Im Anschluss probierten zwei Künstler aus Lüdenscheid das Feedback beim Publikum in ihrer Heimatstadt aus. Falko Ochsenknecht, bekannt aus der Reality-Soap „Berlin Tag und Nacht“, stürmte mit seinem bislang einzigen Hit „Ich bin kein Model, und kein Superstar“ die Bühne, und sang nach frenetischem Applaus mangels Alternativen das Gleiche noch einmal. Das gerade mal zehn Minuten andauernde Gastspiel bescherte ihm beim anschließenden Autogrammeschreiben jedoch unglaublichen Zulauf und brachte den frisch gebackenen Stern am Schlagerhimmel mächtig ins Schwitzen. Obwohl Marty Kessler, ebenfalls Lüdenscheider, schon seit mehr als 20 Jahren im Musikgeschäft ist, machte er erstmals mit seiner aktuellen CD „Vorbei ist nie vorbei“ als Partyschlager-Sänger auf sich aufmerksam. Mit der gleichnamigen Single und weiteren eingängigen Songs („Die Bombe tickt“) konnte er viele der Schlagerfans in der Schützenhalle überzeugen.

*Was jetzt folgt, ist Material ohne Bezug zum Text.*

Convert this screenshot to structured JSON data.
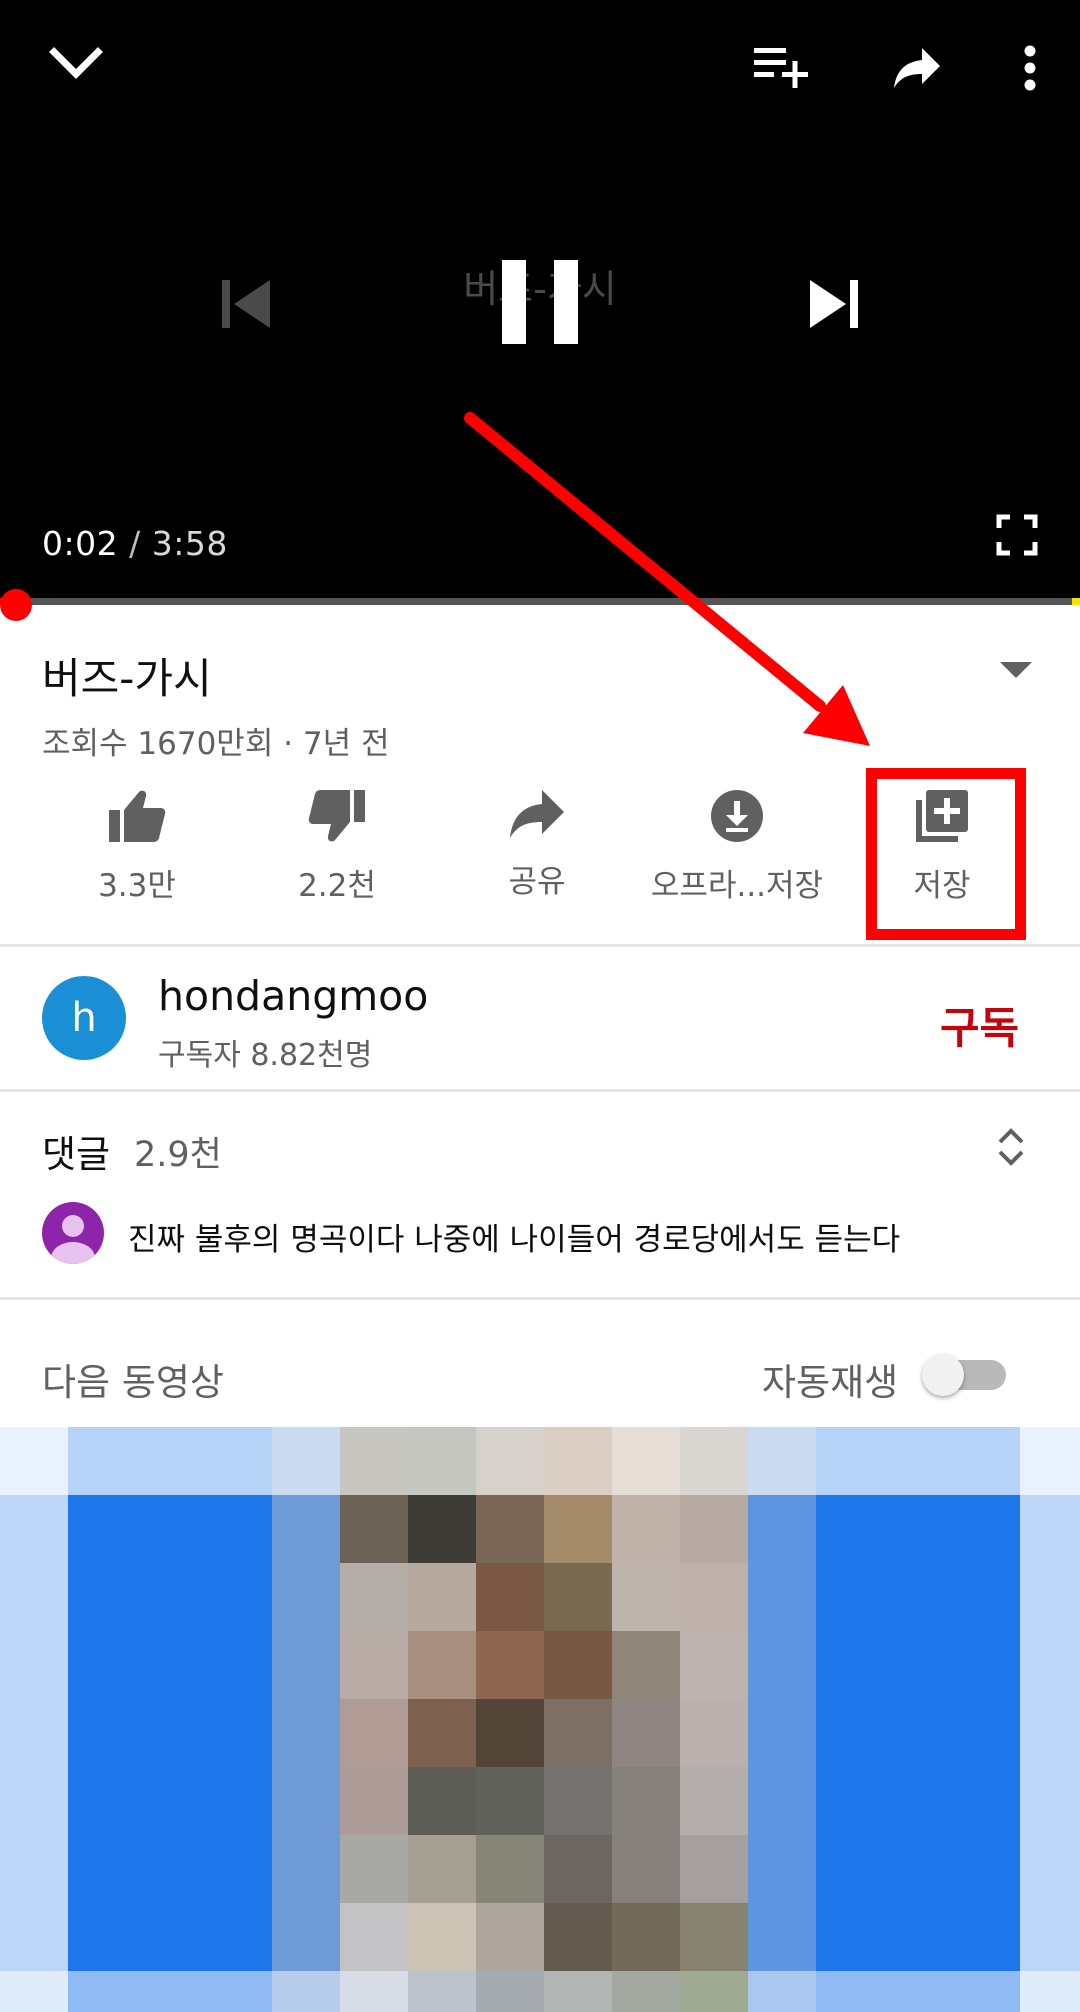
{
  "player": {
    "overlay_title": "버즈-가시",
    "current_time": "0:02",
    "separator": " / ",
    "duration": "3:58",
    "progress_fraction": 0.0084,
    "icons": [
      "chevron-down-icon",
      "add-to-queue-icon",
      "share-icon",
      "more-vert-icon",
      "skip-previous-icon",
      "pause-icon",
      "skip-next-icon",
      "fullscreen-icon"
    ]
  },
  "video": {
    "title": "버즈-가시",
    "meta": "조회수 1670만회 · 7년 전"
  },
  "actions": [
    {
      "label": "3.3만",
      "icon": "thumb-up-icon"
    },
    {
      "label": "2.2천",
      "icon": "thumb-down-icon"
    },
    {
      "label": "공유",
      "icon": "share-icon"
    },
    {
      "label": "오프라...저장",
      "icon": "download-icon"
    },
    {
      "label": "저장",
      "icon": "playlist-add-icon"
    }
  ],
  "channel": {
    "avatar_letter": "h",
    "name": "hondangmoo",
    "subscribers": "구독자 8.82천명",
    "subscribe_label": "구독"
  },
  "comments": {
    "heading": "댓글",
    "count": "2.9천",
    "top_comment": "진짜 불후의 명곡이다 나중에 나이들어 경로당에서도 듣는다"
  },
  "up_next": {
    "label": "다음 동영상",
    "autoplay_label": "자동재생",
    "autoplay_on": false
  },
  "colors": {
    "player_bg": "#000000",
    "progress": "#ff0000",
    "subscribe": "#c4040a",
    "annotation": "#ff0000",
    "channel_avatar": "#1a8fd6",
    "comment_avatar": "#8e24aa"
  }
}
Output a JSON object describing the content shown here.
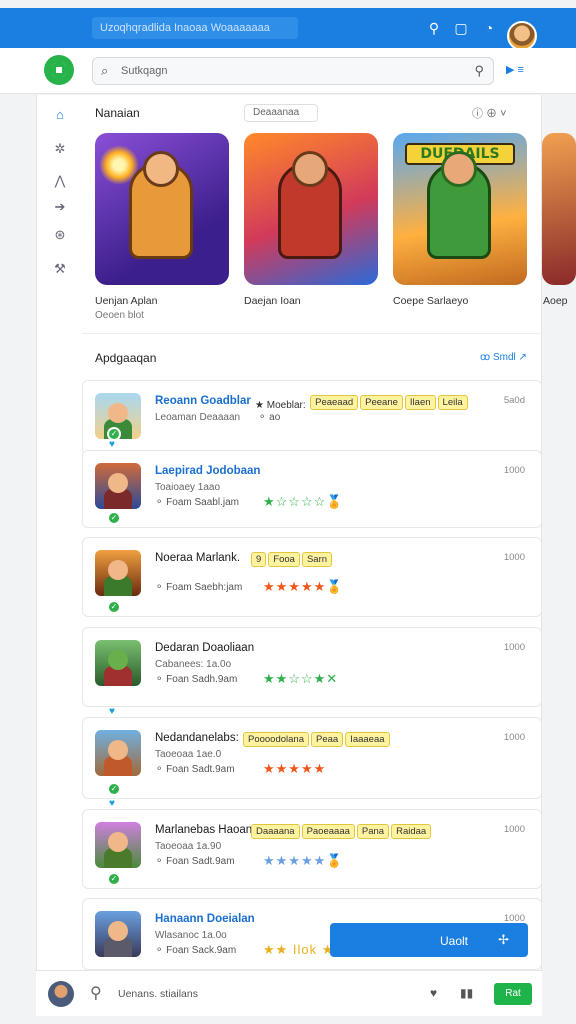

Den mitreißendsten Auftritt hatte jedoch ohne Zweifel Latin-Dance-Pop-Queen „Loona“, die nicht nur auf der Bühne Party machte, sondern auch ausgiebig auf Tuchfühlung mit ihren Fans ging. Schnell fand die Sängerin den Weg in den Bühnengraben, kletterte über die Absperrungen und ließ sich singend von einem Fan durch die Menschenmenge tragen. Wer später ein Autogramm von Loona wollte, hatte gute Chancen, eines zu bekommen, denn die Künstlerin nahm sich viel Zeit und hatte für jeden ein Lächeln und ein freundliches Wort übrig. Party auf der Bühne machte die Künstlerin, unterstützt von attraktiven Tänzerinnen, natürlich auch. Diese energiegeladene, sympathische und rundum gelungene Vorstellung begeisterte die Latin-Pop-Fans und überdeckte den Umstand, dass viele von Loonas neueren Songs nicht mehr ganz das Hit-Potential ihres größten Erfolges „Bailando“ haben (der natürlich ebenfalls nicht fehlen durfte). Und dann war da noch „der Wendler“, der bei inzwischen gefühlten 50 Grad in der Schützenhalle einen spektakulären Schlusspunkt unter das prall gefüllte Party-Schlager-Programm setzte. „Macht euren Schlagerfuzzi fertig!“ rief Wendler fröhlich seinen Fans entgegen, doch dazu hatten die Lüdenscheider bei der schweißtreibenden Show des oft als schwierig geltenden Künstlers an diesem Abend keinen Grund. Vergnügt sangen die auch nach fünf Stunden noch nicht im geringsten Partygeschwächten Schlagerfans Gassenhauer wie „Sie liebt den DJ“ oder „Wenn alle Stricke reißen“ mit. Optisch wurde der Schlagerstar von einer heißen Tänzerinnen-Truppe unterstützt.